Sorrido e quando alzo lo sguardo, vedo che tutti mi fissano, aspettando una risposta. Annuisco, imbarazzata. “Va bene, accetto la vostra offerta ma non voglio essere pagata. Vitto e alloggio saranno più che sufficienti. Vi ringrazio.”
“Ne sono felice” esclama Esme con un sorriso. “Visto che ti fermerai con noi per qualche tempo sarà meglio fare le presentazioni. Lui è mio marito Carlisle” dice, indicando l’uomo alto al suo fianco, “i miei figli, Emmett e Alice” continua, indicando prima il ragazzo alto e grosso, poi la ragazzina dall’aria sbarazzina, “mentre loro sono i loro compagni, Rosalie e Jasper” finisce, indicando i due gemelli biondi.
“Piacere di conoscervi. Io sono Bella e lei è mia figlia Lily.”
“È una bambina bellissima, complimenti” mormora Rosalie, accennando appena un sorriso che ricambio, a disagio.
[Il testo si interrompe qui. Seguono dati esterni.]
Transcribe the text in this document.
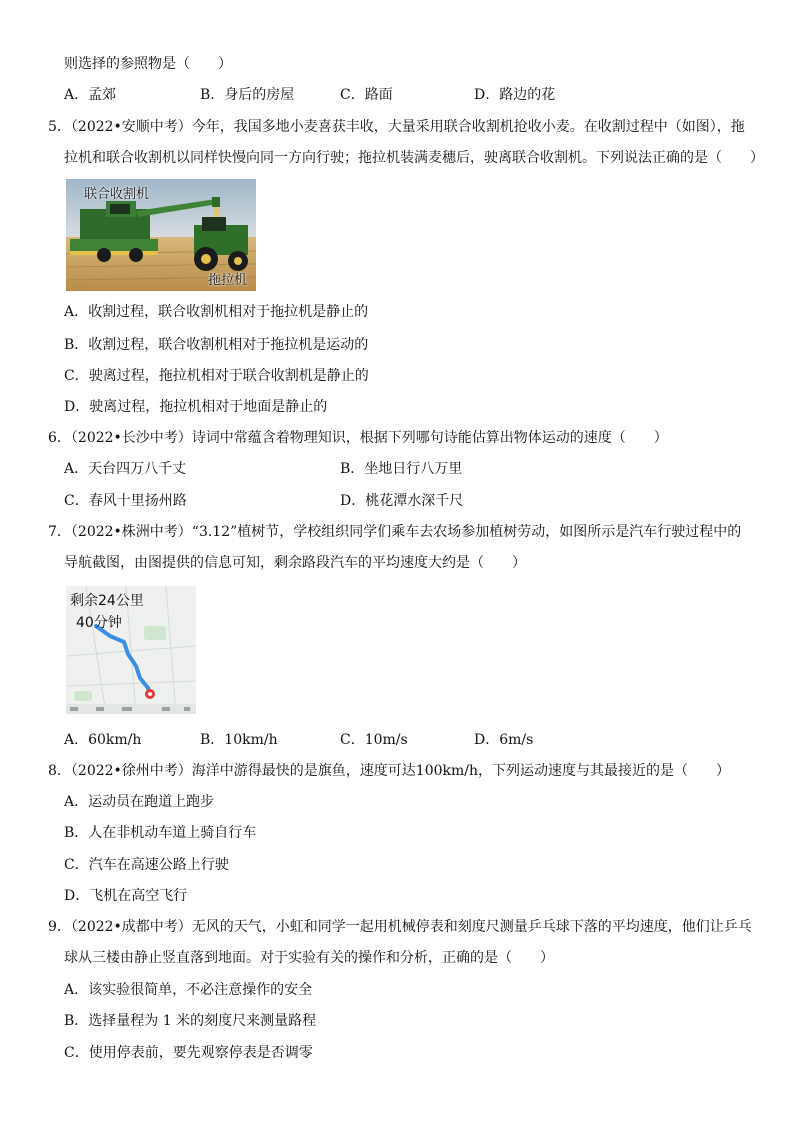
则选择的参照物是（　　）
A．孟郊	B．身后的房屋	C．路面	D．路边的花
5．（2022•安顺中考）今年，我国多地小麦喜获丰收，大量采用联合收割机抢收小麦。在收割过程中（如图），拖
拉机和联合收割机以同样快慢向同一方向行驶；拖拉机装满麦穗后，驶离联合收割机。下列说法正确的是（　　）
联合收割机
拖拉机
A．收割过程，联合收割机相对于拖拉机是静止的
B．收割过程，联合收割机相对于拖拉机是运动的
C．驶离过程，拖拉机相对于联合收割机是静止的
D．驶离过程，拖拉机相对于地面是静止的
6．（2022•长沙中考）诗词中常蕴含着物理知识，根据下列哪句诗能估算出物体运动的速度（　　）
A．天台四万八千丈	B．坐地日行八万里
C．春风十里扬州路	D．桃花潭水深千尺
7．（2022•株洲中考）“3.12”植树节，学校组织同学们乘车去农场参加植树劳动，如图所示是汽车行驶过程中的
导航截图，由图提供的信息可知，剩余路段汽车的平均速度大约是（　　）
剩余24公里
40分钟
A．60km/h	B．10km/h	C．10m/s	D．6m/s
8．（2022•徐州中考）海洋中游得最快的是旗鱼，速度可达100km/h，下列运动速度与其最接近的是（　　）
A．运动员在跑道上跑步
B．人在非机动车道上骑自行车
C．汽车在高速公路上行驶
D．飞机在高空飞行
9．（2022•成都中考）无风的天气，小虹和同学一起用机械停表和刻度尺测量乒乓球下落的平均速度，他们让乒乓
球从三楼由静止竖直落到地面。对于实验有关的操作和分析，正确的是（　　）
A．该实验很简单，不必注意操作的安全
B．选择量程为 1 米的刻度尺来测量路程
C．使用停表前，要先观察停表是否调零
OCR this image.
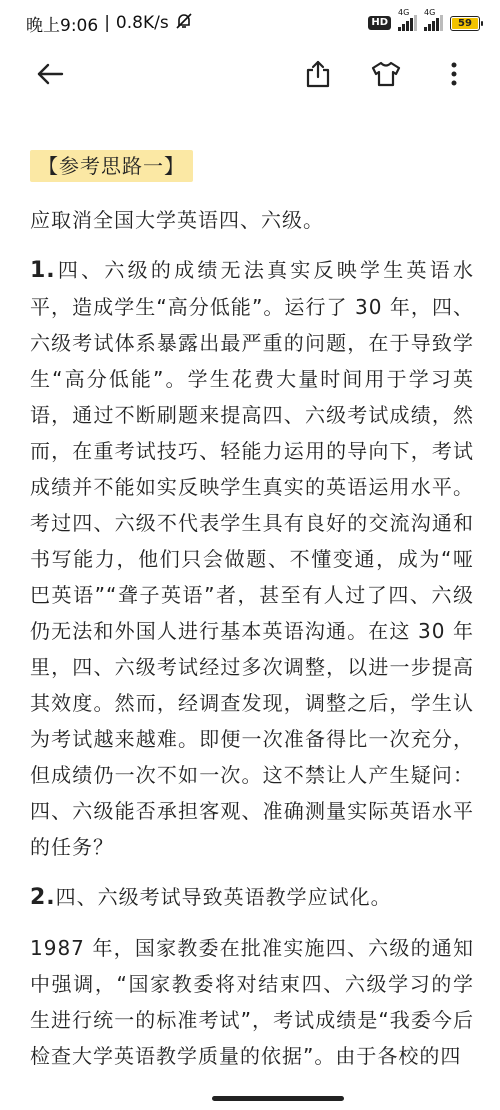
晚上9:06 | 0.8K/s	HD
4G 4G
59
【参考思路一】

应取消全国大学英语四、六级。

1.四、六级的成绩无法真实反映学生英语水平，造成学生“高分低能”。运行了 30 年，四、六级考试体系暴露出最严重的问题，在于导致学生“高分低能”。学生花费大量时间用于学习英语，通过不断刷题来提高四、六级考试成绩，然而，在重考试技巧、轻能力运用的导向下，考试成绩并不能如实反映学生真实的英语运用水平。考过四、六级不代表学生具有良好的交流沟通和书写能力，他们只会做题、不懂变通，成为“哑巴英语”“聋子英语”者，甚至有人过了四、六级仍无法和外国人进行基本英语沟通。在这 30 年里，四、六级考试经过多次调整，以进一步提高其效度。然而，经调查发现，调整之后，学生认为考试越来越难。即便一次准备得比一次充分，但成绩仍一次不如一次。这不禁让人产生疑问：四、六级能否承担客观、准确测量实际英语水平的任务？

2.四、六级考试导致英语教学应试化。

1987 年，国家教委在批准实施四、六级的通知中强调，“国家教委将对结束四、六级学习的学生进行统一的标准考试”，考试成绩是“我委今后检查大学英语教学质量的依据”。由于各校的四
“Dei averla avuta giovanissima!” esclama sorpresa Alice e mi ritrovo ad annuire mentre un’ombra mi oscura il volto, senza dire una parola. Esme, che in qualche modo deve aver capito che qualcosa non va, lancia un’occhiata di ammonimento alla figlia che si zittisce subito, abbassando lo sguardo dispiaciuta.
Per rimediare e riportare l’allegria, allontanando la tensione che improvvisamente si è creata tra noi, si avvicina a me e con un sorriso mi invita ad alzarmi e mi abbraccia. Lily, ancora in braccio a me, allunga una mano verso Esme fino a posarla sulla sua guancia e le sorride felice.
“Benvenute in famiglia” esclama, sciogliendo l’abbraccio e lasciando una leggera carezza sulla testa di Lily che non si tira indietro, anzi si lascia scappare una risatina che conquista subito tutti.
Le parole di Esme, pronunciate in modo così spontaneo, mi scaldano il cuore e mi ritrovo a ricambiare il sorriso che tutti mi rivolgono, sentendomi finalmente a casa.